About a half hour ago, I was talking to my mom. I was really frustrated and irritated because I have a really bad cold at the moment, and my throat felt like it had razorblades down it. Anyway, the talk eventually led into me breaking down and telling her everything that was on my mind. I started crying, and even yelled a little because I hate myself for being so weak. Basically, the talk led into me talking about;

-My Depression (Meds arent working good)
-My Father (Very oblivious to my mental state. Hardly see him, but when I do he basically makes me feel horrible about myself.)
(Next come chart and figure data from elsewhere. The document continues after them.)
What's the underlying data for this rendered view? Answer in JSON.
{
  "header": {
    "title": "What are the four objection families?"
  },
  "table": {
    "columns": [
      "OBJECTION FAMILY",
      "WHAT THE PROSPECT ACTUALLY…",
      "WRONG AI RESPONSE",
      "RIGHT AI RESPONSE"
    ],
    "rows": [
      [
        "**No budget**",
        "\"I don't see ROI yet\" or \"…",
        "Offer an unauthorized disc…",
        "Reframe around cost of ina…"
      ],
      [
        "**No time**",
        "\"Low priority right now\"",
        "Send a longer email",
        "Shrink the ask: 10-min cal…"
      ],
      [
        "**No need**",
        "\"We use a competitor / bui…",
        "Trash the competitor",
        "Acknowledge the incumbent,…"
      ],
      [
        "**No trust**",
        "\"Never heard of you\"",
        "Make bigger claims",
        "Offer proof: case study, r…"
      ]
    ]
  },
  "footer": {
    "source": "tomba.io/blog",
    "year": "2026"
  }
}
-The Situation with my Sister and I (Sibling rivalry)
-Feeling worthless
etc.

But anyway, as I was crying and expressing everything that i've kept bottled up inside, she was there and listened. I was mentally breaking down, feeling so sad and everything. After I managed to get everything out, she hugged me and she told me she loved me. She is scheduling an apointment with a therapist after the first of January, so that made me feel a lot better about a lot of things. I'm still a little teary, due to being so sensitive. I hate seeing her cry, because I know it's me making her that way. I put all this stress on her, and it makes me feel so horrible. However, i'm glad to hear that she loves me and she wants to help me so bad. She's saved me over and over again from everything. Back when I was suicidal, she was the one who kept me here. I wish I could become stronger, and help her out with the finacial troubles. I'm just stuck on what to do. I felt like writing this to set closure for the day and make me relax a bit more. Anyway, I still feel really bad, but i'm proud of myself for getting it out rather than doing somthing i'd regret later.